I’ve been thinking a lot about birds lately, and how, when I was young, I never really noticed how miraculous they are. I took for granted that they levitate, look like flawless jewels, can migrate thousands of miles using invisible roads, sing music as though from heaven, grace us with the soft sound of their wings, build astonishing  nests, perhaps using the Milky Way galaxy as their model, bring us the joy of their nestlings, and connect us, sad earthbound creatures that we are, to the sky.  So I’ve been thinking about them.

And on a more mundane level, when I was in a craft store the other day, and ran across a packet of bird and butterfly “rub-ons,” I purchased them and some paper maché boxes, and made little bird trinket boxes. If you’ve never used “rub-ons,” they are a bit like decals, only better. They come in a sheet (from The Paper Studio, for $2.99), and you cut out your motif and rub it onto your painted wood or paper maché box, using a plastic coin. You may have to search for the rub-ons  among the scrapbooking supplies.
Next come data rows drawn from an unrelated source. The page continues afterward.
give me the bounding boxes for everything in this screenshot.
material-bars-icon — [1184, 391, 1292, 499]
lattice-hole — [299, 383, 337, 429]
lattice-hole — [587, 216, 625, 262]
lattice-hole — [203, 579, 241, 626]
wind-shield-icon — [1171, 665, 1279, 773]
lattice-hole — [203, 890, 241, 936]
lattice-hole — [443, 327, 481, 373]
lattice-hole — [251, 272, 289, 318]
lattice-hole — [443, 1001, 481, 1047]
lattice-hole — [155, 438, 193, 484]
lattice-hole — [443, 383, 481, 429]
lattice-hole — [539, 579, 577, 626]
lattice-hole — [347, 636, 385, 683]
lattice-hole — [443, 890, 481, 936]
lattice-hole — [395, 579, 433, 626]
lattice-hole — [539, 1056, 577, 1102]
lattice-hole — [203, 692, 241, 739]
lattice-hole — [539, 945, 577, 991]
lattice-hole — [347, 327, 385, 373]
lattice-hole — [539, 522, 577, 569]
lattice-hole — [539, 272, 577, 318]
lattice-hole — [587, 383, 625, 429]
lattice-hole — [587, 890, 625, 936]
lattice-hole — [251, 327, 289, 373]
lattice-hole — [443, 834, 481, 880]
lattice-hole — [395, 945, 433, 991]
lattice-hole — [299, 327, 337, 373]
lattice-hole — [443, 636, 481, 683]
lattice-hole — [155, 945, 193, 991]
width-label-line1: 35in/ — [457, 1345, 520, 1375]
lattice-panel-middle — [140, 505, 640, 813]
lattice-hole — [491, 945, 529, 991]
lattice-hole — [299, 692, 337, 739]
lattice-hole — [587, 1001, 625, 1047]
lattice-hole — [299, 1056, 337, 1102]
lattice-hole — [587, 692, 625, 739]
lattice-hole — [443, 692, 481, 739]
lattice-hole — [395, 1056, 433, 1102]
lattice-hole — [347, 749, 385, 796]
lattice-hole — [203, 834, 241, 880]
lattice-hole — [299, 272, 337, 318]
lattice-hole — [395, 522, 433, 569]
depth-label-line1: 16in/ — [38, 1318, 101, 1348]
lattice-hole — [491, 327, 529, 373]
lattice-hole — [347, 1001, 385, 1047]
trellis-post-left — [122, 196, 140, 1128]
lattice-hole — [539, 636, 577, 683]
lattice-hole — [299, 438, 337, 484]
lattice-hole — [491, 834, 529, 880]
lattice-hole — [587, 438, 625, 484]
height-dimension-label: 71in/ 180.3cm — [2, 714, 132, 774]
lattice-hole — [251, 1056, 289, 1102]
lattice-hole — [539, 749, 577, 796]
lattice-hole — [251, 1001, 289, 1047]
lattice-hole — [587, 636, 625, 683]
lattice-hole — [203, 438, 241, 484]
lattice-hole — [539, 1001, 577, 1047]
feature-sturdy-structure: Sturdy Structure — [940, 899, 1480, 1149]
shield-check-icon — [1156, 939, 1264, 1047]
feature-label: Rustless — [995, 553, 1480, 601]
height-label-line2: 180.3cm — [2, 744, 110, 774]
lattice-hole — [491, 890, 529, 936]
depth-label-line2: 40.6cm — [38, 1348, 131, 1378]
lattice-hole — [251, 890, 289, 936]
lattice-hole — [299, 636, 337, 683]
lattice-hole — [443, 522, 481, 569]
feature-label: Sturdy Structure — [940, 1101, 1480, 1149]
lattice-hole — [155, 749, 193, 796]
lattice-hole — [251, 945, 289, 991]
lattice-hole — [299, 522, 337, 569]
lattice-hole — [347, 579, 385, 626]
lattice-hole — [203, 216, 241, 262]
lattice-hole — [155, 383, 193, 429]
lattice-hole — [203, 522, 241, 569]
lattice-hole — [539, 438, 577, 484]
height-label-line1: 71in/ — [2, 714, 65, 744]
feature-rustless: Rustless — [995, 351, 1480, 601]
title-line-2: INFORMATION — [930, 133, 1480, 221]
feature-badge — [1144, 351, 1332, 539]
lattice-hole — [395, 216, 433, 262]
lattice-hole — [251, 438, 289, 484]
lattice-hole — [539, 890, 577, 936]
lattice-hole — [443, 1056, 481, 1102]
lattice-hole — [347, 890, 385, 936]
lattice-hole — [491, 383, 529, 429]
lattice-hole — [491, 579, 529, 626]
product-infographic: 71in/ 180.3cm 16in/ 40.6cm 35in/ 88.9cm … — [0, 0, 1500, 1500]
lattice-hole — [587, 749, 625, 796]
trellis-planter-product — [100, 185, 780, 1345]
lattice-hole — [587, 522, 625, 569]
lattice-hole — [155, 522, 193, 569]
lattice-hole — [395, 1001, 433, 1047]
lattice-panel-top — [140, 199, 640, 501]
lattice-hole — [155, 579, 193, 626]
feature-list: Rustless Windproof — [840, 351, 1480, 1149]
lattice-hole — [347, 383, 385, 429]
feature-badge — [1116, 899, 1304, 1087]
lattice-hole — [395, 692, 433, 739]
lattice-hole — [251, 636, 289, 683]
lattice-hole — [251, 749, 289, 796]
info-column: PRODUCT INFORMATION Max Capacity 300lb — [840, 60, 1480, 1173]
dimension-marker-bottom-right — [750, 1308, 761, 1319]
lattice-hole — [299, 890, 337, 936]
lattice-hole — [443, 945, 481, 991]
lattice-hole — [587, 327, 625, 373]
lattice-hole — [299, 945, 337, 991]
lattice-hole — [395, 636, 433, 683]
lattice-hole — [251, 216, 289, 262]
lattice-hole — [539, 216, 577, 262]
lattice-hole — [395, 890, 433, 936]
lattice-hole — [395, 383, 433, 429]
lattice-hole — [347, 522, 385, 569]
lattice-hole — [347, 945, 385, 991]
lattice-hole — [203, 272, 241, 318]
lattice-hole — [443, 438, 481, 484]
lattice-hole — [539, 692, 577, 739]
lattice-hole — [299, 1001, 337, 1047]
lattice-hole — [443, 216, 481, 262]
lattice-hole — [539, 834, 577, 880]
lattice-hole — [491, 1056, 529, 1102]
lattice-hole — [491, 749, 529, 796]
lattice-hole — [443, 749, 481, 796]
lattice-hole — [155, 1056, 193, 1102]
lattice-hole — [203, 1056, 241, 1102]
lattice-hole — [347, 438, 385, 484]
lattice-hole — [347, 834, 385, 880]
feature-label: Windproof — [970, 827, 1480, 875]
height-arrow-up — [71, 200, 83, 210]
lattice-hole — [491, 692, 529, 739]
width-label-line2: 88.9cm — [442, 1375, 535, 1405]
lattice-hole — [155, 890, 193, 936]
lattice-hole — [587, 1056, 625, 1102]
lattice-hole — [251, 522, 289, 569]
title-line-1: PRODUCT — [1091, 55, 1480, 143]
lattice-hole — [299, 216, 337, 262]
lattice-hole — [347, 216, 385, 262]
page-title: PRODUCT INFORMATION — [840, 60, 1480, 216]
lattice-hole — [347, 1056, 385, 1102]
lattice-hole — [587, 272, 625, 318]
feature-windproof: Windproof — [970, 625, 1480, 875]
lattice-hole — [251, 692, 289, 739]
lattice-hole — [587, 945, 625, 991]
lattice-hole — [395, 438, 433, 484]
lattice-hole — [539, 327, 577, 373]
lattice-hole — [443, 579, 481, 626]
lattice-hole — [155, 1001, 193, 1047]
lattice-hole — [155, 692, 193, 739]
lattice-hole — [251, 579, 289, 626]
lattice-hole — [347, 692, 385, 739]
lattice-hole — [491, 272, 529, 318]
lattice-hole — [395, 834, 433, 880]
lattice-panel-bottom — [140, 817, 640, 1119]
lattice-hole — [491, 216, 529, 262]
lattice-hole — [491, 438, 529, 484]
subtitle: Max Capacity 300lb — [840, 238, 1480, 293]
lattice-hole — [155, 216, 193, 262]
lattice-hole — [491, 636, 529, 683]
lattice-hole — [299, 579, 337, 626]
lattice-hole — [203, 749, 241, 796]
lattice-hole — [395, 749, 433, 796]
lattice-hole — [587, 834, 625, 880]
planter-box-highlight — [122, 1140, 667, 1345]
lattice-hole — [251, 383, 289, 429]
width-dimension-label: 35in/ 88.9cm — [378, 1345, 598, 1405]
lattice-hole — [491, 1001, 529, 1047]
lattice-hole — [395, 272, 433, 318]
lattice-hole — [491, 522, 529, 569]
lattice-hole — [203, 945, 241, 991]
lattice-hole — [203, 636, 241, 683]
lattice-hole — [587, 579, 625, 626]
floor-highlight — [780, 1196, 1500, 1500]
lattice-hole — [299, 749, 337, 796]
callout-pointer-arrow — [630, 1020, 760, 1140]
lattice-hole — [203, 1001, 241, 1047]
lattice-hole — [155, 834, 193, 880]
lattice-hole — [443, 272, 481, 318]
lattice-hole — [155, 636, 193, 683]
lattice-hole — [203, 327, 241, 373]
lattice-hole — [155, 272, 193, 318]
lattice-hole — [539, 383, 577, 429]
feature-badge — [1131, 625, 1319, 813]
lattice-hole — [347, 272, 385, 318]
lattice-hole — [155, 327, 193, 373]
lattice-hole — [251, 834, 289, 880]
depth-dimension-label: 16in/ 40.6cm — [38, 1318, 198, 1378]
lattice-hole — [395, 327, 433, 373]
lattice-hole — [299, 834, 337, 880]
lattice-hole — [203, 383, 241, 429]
Supplies: small, paper maché boxes (should cost about $1.00), cream-colored acrylic paint, acrylic sealer, and rub-ons.

How to: Paint the box and lid with the sealer. This will help the colored paint go on more smoothly. When the sealer is dry, paint with two or three thin coats of the cream-colored acrylic paint. Allow to dry thoroughly. Cut out the desired motif, and experiment with how you want it positioned on the lid. Use the plastic “coin” to rub the motif on to the painted lid. You can lightly sand the edges of the lid, to look a bit worn.

I also cut out some motifs from a paper lace doily and glued them to each trinket box. This was fun, but not obligatory.